Le président Tebboune connaît parfaitement le personnel politique français, sa façon de penser et les contradictions dans lesquelles il s’enferre depuis l’indépendance de l’Algérie. Les services de renseignement algériens semblent également l’informer sur les faits et gestes de ses opposants résidant en France. Comme il n’a pas vraiment d’opposition locale et que la première force politique est l’armée, plutôt silencieuse, il peut dérouler sa stratégie sans trop de risque d’être contredit sinon par le Café de Flore à Saint-Germain-des-Prés. Il voit passer les ministres français qui changent tous les quatre matins au hasard de l’intensité du chaos politique parisien. Il connait l’histoire de son pays par cœur, comme celle de la France et de l’Europe.
A chaque question un peu insidieuse de l’interviewer (Pascal Airault) il se réfère tranquillement à ce qui se passe en France.
La rente mémorielle derrière laquelle se rangerait les médias et les dirigeants algériens ?
Quelle rente mémorielle ? Honorer ses ancêtres, laisser en paix les âmes de nos martyrs… Jusqu’à aujourd’hui, la France commémore encore ses soldats et ses résistant tombés dans la guerre contre l’Allemagne. Ses cinéastes font des films. Il y a encore des contentieux non déclarés avec Berlin bien qu’il n’y ait eu que quatre ans d’occupation, et encore pas sur tout le territoire. Et vous voudriez nous interdire notre propre travail de mémoire ?
Sur l’écrivain Algérien Boualem Sansal qui détient la double nationalité française :
Boualem Sansal n’est pas un problème algérien. C’est un problème pour ceux qui l’ont créé.
…
Boualem Sansal est d’abord algérien depuis soixante-quatorze ans. C’est un retraité algérien. Le Parlement européen a adopté une résolution pour sa libération. Mais les parlements panafricain, arabe et islamique [et Rima Hassan NDLR] se sont montrés solidaires avec l’Algérie.
…
Il est sous mandat de dépôt. C’est la loi algérienne… il sera jugé dans le temps judiciaire imparti.

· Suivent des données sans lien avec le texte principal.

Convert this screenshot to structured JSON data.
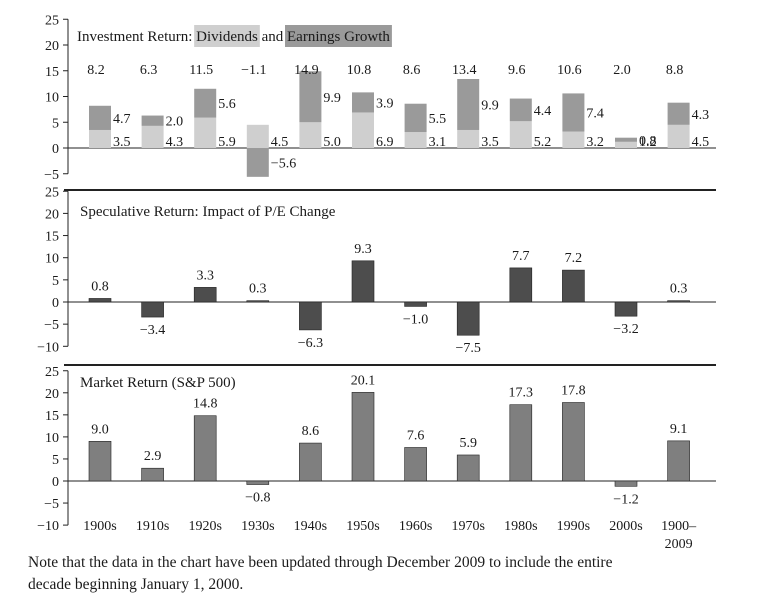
{
  "chart_data": [
    {
      "type": "bar",
      "stacked": true,
      "title_parts": [
        "Investment Return: ",
        "Dividends",
        " and ",
        "Earnings Growth"
      ],
      "ylim": [
        -5,
        25
      ],
      "yticks": [
        -5,
        0,
        5,
        10,
        15,
        20,
        25
      ],
      "categories": [
        "1900s",
        "1910s",
        "1920s",
        "1930s",
        "1940s",
        "1950s",
        "1960s",
        "1970s",
        "1980s",
        "1990s",
        "2000s",
        "1900–2009"
      ],
      "totals": [
        "8.2",
        "6.3",
        "11.5",
        "−1.1",
        "14.9",
        "10.8",
        "8.6",
        "13.4",
        "9.6",
        "10.6",
        "2.0",
        "8.8"
      ],
      "series": [
        {
          "name": "Dividends",
          "color": "#cfcfcf",
          "values": [
            3.5,
            4.3,
            5.9,
            4.5,
            5.0,
            6.9,
            3.1,
            3.5,
            5.2,
            3.2,
            1.2,
            4.5
          ],
          "labels": [
            "3.5",
            "4.3",
            "5.9",
            "4.5",
            "5.0",
            "6.9",
            "3.1",
            "3.5",
            "5.2",
            "3.2",
            "1.2",
            "4.5"
          ]
        },
        {
          "name": "Earnings Growth",
          "color": "#9a9a9a",
          "values": [
            4.7,
            2.0,
            5.6,
            -5.6,
            9.9,
            3.9,
            5.5,
            9.9,
            4.4,
            7.4,
            0.8,
            4.3
          ],
          "labels": [
            "4.7",
            "2.0",
            "5.6",
            "−5.6",
            "9.9",
            "3.9",
            "5.5",
            "9.9",
            "4.4",
            "7.4",
            "0.8",
            "4.3"
          ]
        }
      ]
    },
    {
      "type": "bar",
      "title": "Speculative Return: Impact of P/E Change",
      "ylim": [
        -10,
        25
      ],
      "yticks": [
        -10,
        -5,
        0,
        5,
        10,
        15,
        20,
        25
      ],
      "categories": [
        "1900s",
        "1910s",
        "1920s",
        "1930s",
        "1940s",
        "1950s",
        "1960s",
        "1970s",
        "1980s",
        "1990s",
        "2000s",
        "1900–2009"
      ],
      "color": "#4d4d4d",
      "values": [
        0.8,
        -3.4,
        3.3,
        0.3,
        -6.3,
        9.3,
        -1.0,
        -7.5,
        7.7,
        7.2,
        -3.2,
        0.3
      ],
      "labels": [
        "0.8",
        "−3.4",
        "3.3",
        "0.3",
        "−6.3",
        "9.3",
        "−1.0",
        "−7.5",
        "7.7",
        "7.2",
        "−3.2",
        "0.3"
      ]
    },
    {
      "type": "bar",
      "title": "Market Return (S&P 500)",
      "ylim": [
        -10,
        25
      ],
      "yticks": [
        -10,
        -5,
        0,
        5,
        10,
        15,
        20,
        25
      ],
      "categories": [
        "1900s",
        "1910s",
        "1920s",
        "1930s",
        "1940s",
        "1950s",
        "1960s",
        "1970s",
        "1980s",
        "1990s",
        "2000s",
        "1900–2009"
      ],
      "x_tick_labels": [
        [
          "1900s"
        ],
        [
          "1910s"
        ],
        [
          "1920s"
        ],
        [
          "1930s"
        ],
        [
          "1940s"
        ],
        [
          "1950s"
        ],
        [
          "1960s"
        ],
        [
          "1970s"
        ],
        [
          "1980s"
        ],
        [
          "1990s"
        ],
        [
          "2000s"
        ],
        [
          "1900–",
          "2009"
        ]
      ],
      "color": "#7f7f7f",
      "values": [
        9.0,
        2.9,
        14.8,
        -0.8,
        8.6,
        20.1,
        7.6,
        5.9,
        17.3,
        17.8,
        -1.2,
        9.1
      ],
      "labels": [
        "9.0",
        "2.9",
        "14.8",
        "−0.8",
        "8.6",
        "20.1",
        "7.6",
        "5.9",
        "17.3",
        "17.8",
        "−1.2",
        "9.1"
      ]
    }
  ],
  "note": {
    "line1": "Note that the data in the chart have been updated through December 2009 to include the entire",
    "line2": "decade beginning January 1, 2000."
  }
}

Sur la lutte contre le terrorisme islamique :
Il appartient à la France de traiter les cas des jihadistes qui se sont radicalisés sur son territoire et partis faire le jihad au Levant. Nous, nous nous occupons des combattants qui se sont radicalisés en Algérie.
Sur le dossier ukrainien à l’ONU :
L’Algérie a du mal à comprendre le double standard. Il faudrait condamner l’intervention en Ukraine mais pas l’annexion du Golan ou du Sahara occidental…
Et ainsi de suite…
Chaque réponse du président Tebboune est pesée au trébuchet de sa vision méditerranéenne de pays émergent anciennement colonisé, avec une dose subtile de désinformation, un soupçon de mauvaise foi et une remarquable cohérence d’ensemble. Cette interview est un chef d’œuvre diplomatique dont la qualité rend le propos bien plus pernicieux et nuisible pour la relation franco-algérienne que les braillements désordonnés de la partie française. M. Tebboune se révèle ici un adversaire redoutable et intelligent.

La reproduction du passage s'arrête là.